MARíTIMO: Salin; Briguel (cap.), Roberge, Igor Rossi e Rúben Ferreira; Rafael Miranda, David Simão e Artur; Héldon, Sami e Suk.
Substituições: David Simão por Semedo (67m), Artur por Danilo Dias (75m) e Heldon por Kukula (88m)
Não utilizados: Ricardo, João Diogo, Luís Olim e João Guilherme
Treinador: Pedro Martins

FC PORTO: Helton; Danilo, Otamendi, Mangala e Alex Sandro; Fernando, Defour e Lucho (cap.); James, Jackson Martínez e Atsu
Substituições: Atsu por Varela (10m), Defour por Castro (62m) e Varela por Izmaylov (73m)
Não utilizados: Fabiano, Maicon, Liedson e Abdoulaye
Treinador: Vítor Pereira

Ao intervalo: 1-1
Marcadores: James (34m), Suk (38m)
Cartões amarelos: Alex Sandro (27m), Otamendi (36m), Lucho (42m), Heldon (64m), Danilo (79m), James Rodríguez (80m) e Rúben Ferreira (84m)
Cartões vermelhos: nada a assinalar

O FC Porto empatou este domingo no estádio do Marítimo, por 1-1, deixando assim dois pontos no difícil terreno dos Barreiros. A “fortaleza” dos madeirenses, reforçada por um quase imbatível guarda-redes Salin, que até defendeu um penálti de Jackson, voltou a revelar-se madrasta para o conjunto azul e branco, que dominou e criou oportunidades suficientes para vencer.

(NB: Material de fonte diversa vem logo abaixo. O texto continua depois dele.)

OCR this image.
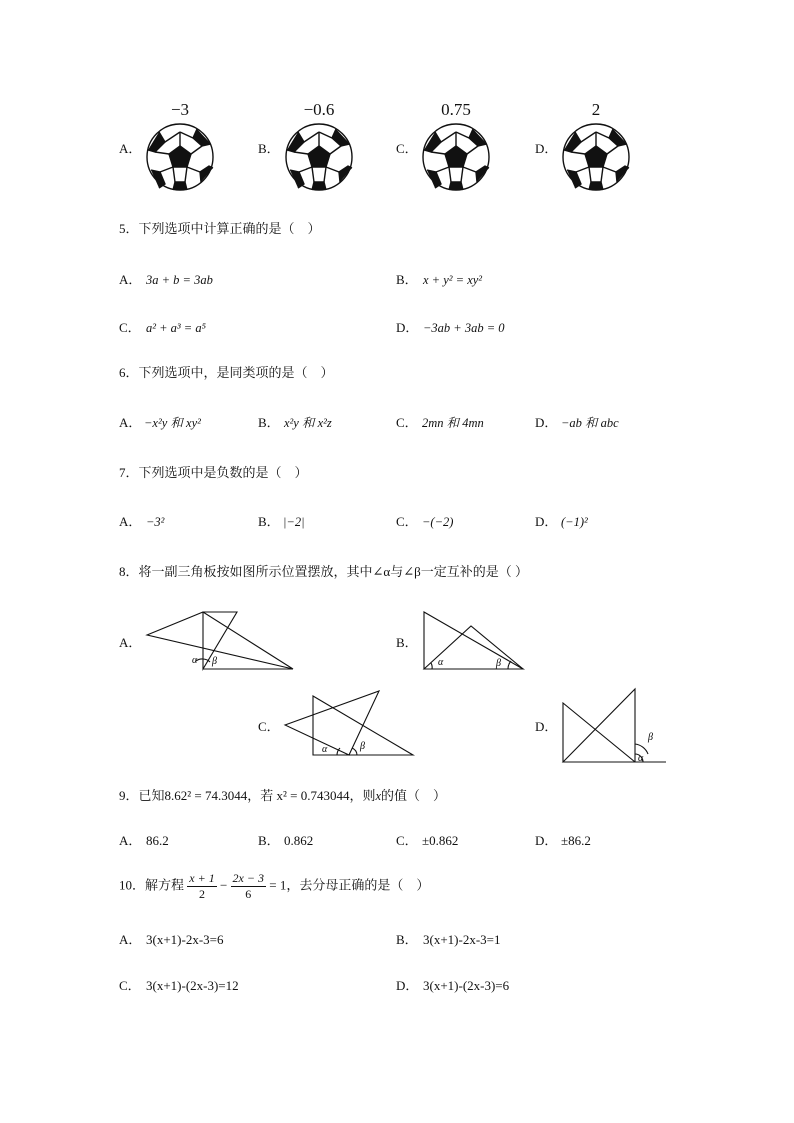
−3	−0.6	0.75	2
A．	B．	C．	D．
5．下列选项中计算正确的是（　）
A． 3a + b = 3ab	B． x + y² = xy²
C． a² + a³ = a⁵	D． −3ab + 3ab = 0
6．下列选项中，是同类项的是（　）
A． −x²y 和 xy²	B． x²y 和 x²z	C． 2mn 和 4mn	D． −ab 和 abc
7．下列选项中是负数的是（　）
A． −3²	B． |−2|	C． −(−2)	D． (−1)²
8．将一副三角板按如图所示位置摆放，其中∠α与∠β一定互补的是（ ）
A．
α β
B．
α	β
C．
α	β
D．
β
α
9．已知8.62² = 74.3044，若 x² = 0.743044，则x的值（　）
A． 86.2	B． 0.862	C． ±0.862	D． ±86.2
10．解方程 $\frac{x + 1}{2} - \frac{2x - 3}{6} = 1$，去分母正确的是（　）
A． 3(x+1)-2x-3=6	B． 3(x+1)-2x-3=1
C． 3(x+1)-(2x-3)=12	D． 3(x+1)-(2x-3)=6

O FC Porto tomou completamente conta do jogo nos primeiros minutos, mesmo com a saída forçada de Atsu, por lesão, aos 10 minutos (entrou Varela para o seu lugar). A primeira situação de perigo surgiu aos 12 minutos, num lance que inclui um calcanhar de Lucho e em que o cruzamento de Alex Sandro foi alvo de um corte providencial, quando Salin já estava fora da baliza.

Um remate de “ressaca” de Lucho, aos 20 minutos, foi o segundo sinal de um perigo de um encontro algo confuso, tal a concentração de jogadores em pequenos espaços de terreno, principalmente no meio-campo do Marítimo. A pressão portista sobre o portador de bola do Marítimo era forte; já a troca de bola deixava por vezes algo a desejar. Os insulares deram sinal de vida aos 29 minutos, num remate de Heldon que obrigou Helton a uma intervenção atenta.

Porém, o golo portista surgiu cinco minutos depois, numa combinação na esquerda que envolveu Varela e Defour; James recebeu a bola na zona de penálti e atirou sem hesitações para o 1-0. Porém o tento construído à custa de muito suor foi anulado apenas quatro minutos depois: Mangala escorregou e falhou a intercepção e Suk aproveitou para fazer o 1-1.

Na segunda parte, o domínio territorial do FC Porto adensou-se, com o Marítimo cada vez mais limitado à exploração dos contra-ataques e com muito pouca posse de bola. Ainda assim, há que admitir que a equipa da casa podia ter chegado à vantagem num desses lances, em que Heldon se isola mas em que Helton impede o golo com o pé.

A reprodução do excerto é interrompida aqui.